I comment, briefly, as follows:

Belief. Important as free speech is the ultimate and inalienable right of each person is to think what they wish. This is the essence of our humanity. As such I believe it a freedom that needs to be noted. No one has the right to take that freedom away, and I think many try to do so. That is what propaganda is about.

Speech. The right to free speech is vital. Without the right to free speech there is no hope of ideas developing, changing or of influencing outcomes. This freedom includes the right to disagree, to offend and to be rightfully angry. However, it does not include the right to intimidate, persecute or prejudice. Freedom ends when another is oppressed. The right to feee speech is constrained and yet within that constraint, which is virtuous in itself, it is absolute.

Association. We are communal beings. We must have the right to congregate unless that assembly has the intention of intimidating, persecuting or prejudicing, none of which is implicit in reasoned disagreement. In association with the freedoms of belief and speech I believe this right embraces the freedom to worship.

Movement. Most humans have the ability to move. We aim to provide it to those denied that ability. That movement is innate to our being. Movement is,  however, about more than that. The freedom to move is a part of our desire to be who we might be, with the persons we might want to be with, doing what it is that we wish in the place that empowers us to achieve our goals. Freedom of movement is essential to the right to achieve our well-being. It is no wonder that it is at the hear of so much that is disputed.

Choice. Freedom is about the right to decide. It is our choice to decide what is right and wrong. It is our right to persuade others of the merits of our choice. It is our right to decide when to speak, or not; and  to associate, and not to do so; and when to move, or not; and of what to procure from within our means, or not; and of what to offer others in exchange. This right to choose is essential to us and who we are.

Identity. The purpose of life is hard to define, and yet most people think it has one. When considered, that purpose appears to be to find out who we are, and how as a result we are best able to identify what it is that meets our needs. There are as many answers to that question as there are people, and given that we change, probably more than that. The importance of identity is that it is our essence, and so so we must be able to choose what our identity is and be respected for doing so. Identity expresses our essence.

All this being said, freedom comes with responsibility. There can be no freedom for some that denies the freedom of others, because such a freedom represents a falsehood because it is necessarily constrained by those limits it imposes.

The responsibility that the quest for freedom imposes is the duty to ensure that no one should live in fear of:

  • Want.
  • Exploitation.
  • Persecution, intimidation or prejudice.

Whilst either exists we cannot be free because the freedom of others is constrained.

This, however, creates a collective responsibility, because who is to be the arbiter of this? That is the role of democratic government.

Democratic government embraces the freedoms noted.

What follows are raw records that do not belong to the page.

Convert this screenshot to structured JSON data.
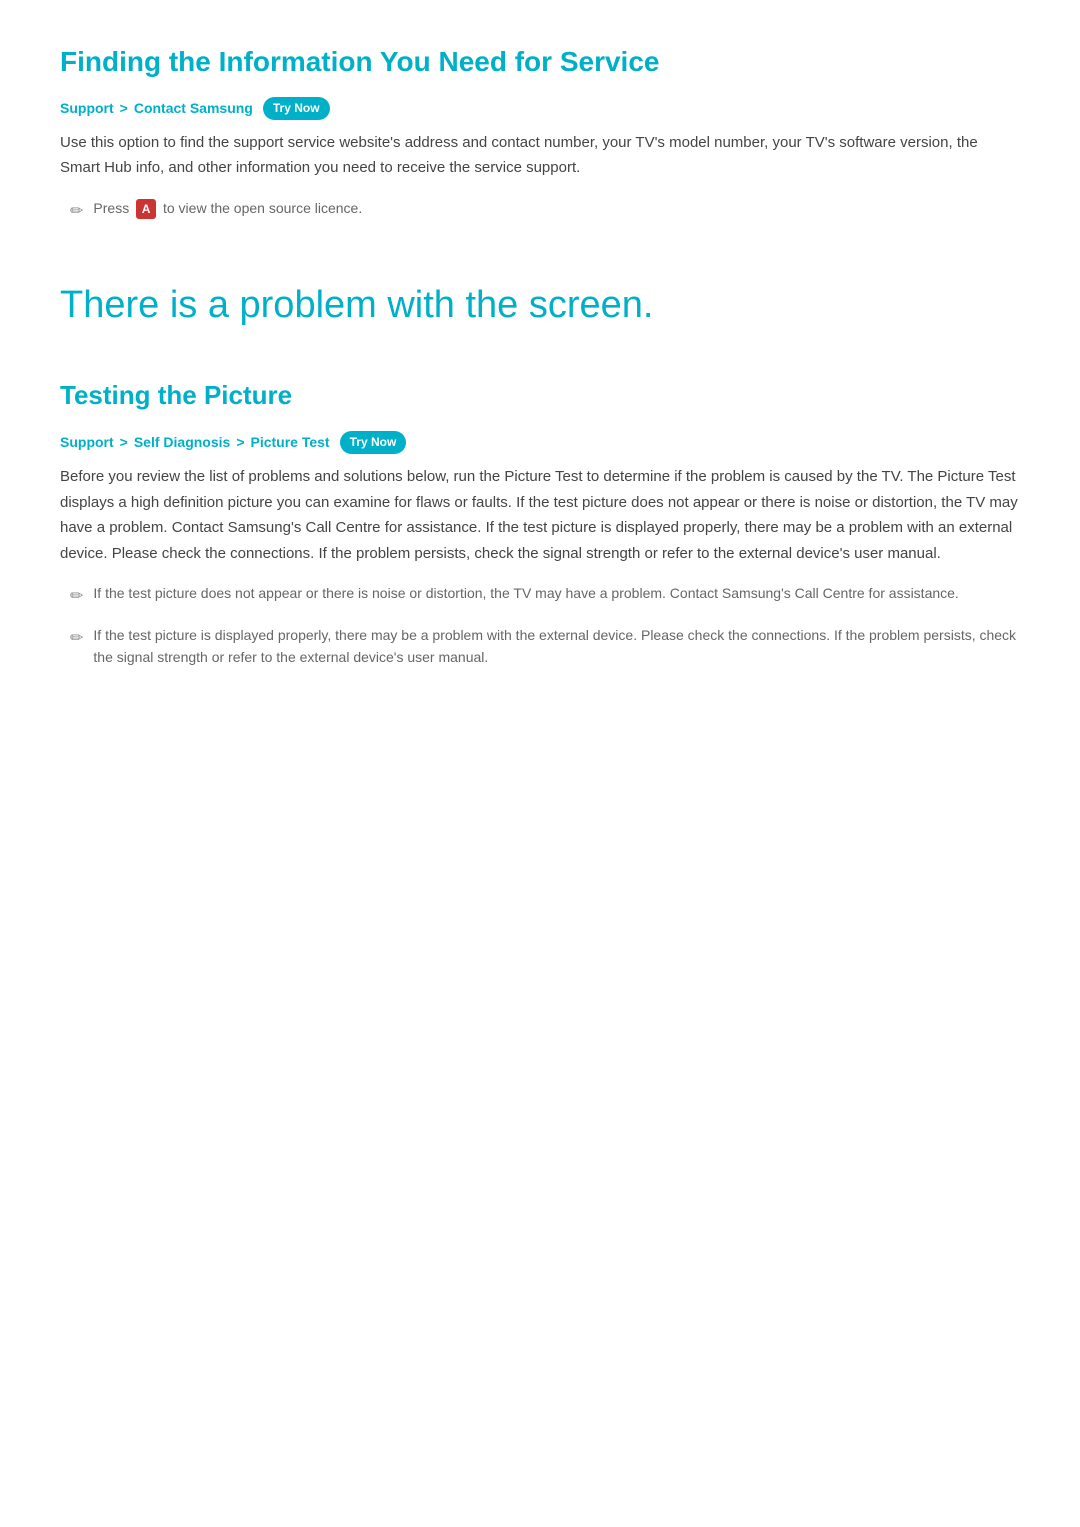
{
  "section1": {
    "title": "Finding the Information You Need for Service",
    "breadcrumb": {
      "part1": "Support",
      "separator1": ">",
      "part2": "Contact Samsung",
      "badge": "Try Now"
    },
    "body": "Use this option to find the support service website's address and contact number, your TV's model number, your TV's software version, the Smart Hub info, and other information you need to receive the service support.",
    "note": {
      "icon": "✏",
      "text_prefix": "Press",
      "key": "A",
      "text_suffix": "to view the open source licence."
    }
  },
  "section2": {
    "title": "There is a problem with the screen.",
    "subsection": {
      "title": "Testing the Picture",
      "breadcrumb": {
        "part1": "Support",
        "separator1": ">",
        "part2": "Self Diagnosis",
        "separator2": ">",
        "part3": "Picture Test",
        "badge": "Try Now"
      },
      "body": "Before you review the list of problems and solutions below, run the Picture Test to determine if the problem is caused by the TV. The Picture Test displays a high definition picture you can examine for flaws or faults. If the test picture does not appear or there is noise or distortion, the TV may have a problem. Contact Samsung's Call Centre for assistance. If the test picture is displayed properly, there may be a problem with an external device. Please check the connections. If the problem persists, check the signal strength or refer to the external device's user manual.",
      "notes": [
        {
          "icon": "✏",
          "text": "If the test picture does not appear or there is noise or distortion, the TV may have a problem. Contact Samsung's Call Centre for assistance."
        },
        {
          "icon": "✏",
          "text": "If the test picture is displayed properly, there may be a problem with the external device. Please check the connections. If the problem persists, check the signal strength or refer to the external device's user manual."
        }
      ]
    }
  }
}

It should act as their custodian.

It assumes the responsibility to arbitrate on disputes on the boundaries of our freedoms, being entrusted to do so as a result of our freedom to choose.

Doing so, democratic government must also accept its responsibilities. As a result it must:

  • Seek a mandate for its actions.
  • Respect and uphold the laws it and its predecessors have enacted.
  • Respect and uphold the international obligations into which it has entered.
  • Provide a right of appeal against the decisions it has made, irrespective  of the means of the person making that claim.
  • Accept its obligation to leave office when an election result demands that it do so.
  • Accept that in all it does it must ensure that, as best it is able, each person has a right to the freedoms already noted.

I have no doubt that these ideas are not fully formulated as yet.

Comments are welcome.

Saying so, please note that these are high level statements of purpose. I have yet to get to what they mean in terms of delivery. That comes next.

NB: This article was amended to add freedom from exploitation at 9.43am on 12 March. I realised its absence was a definite mistake.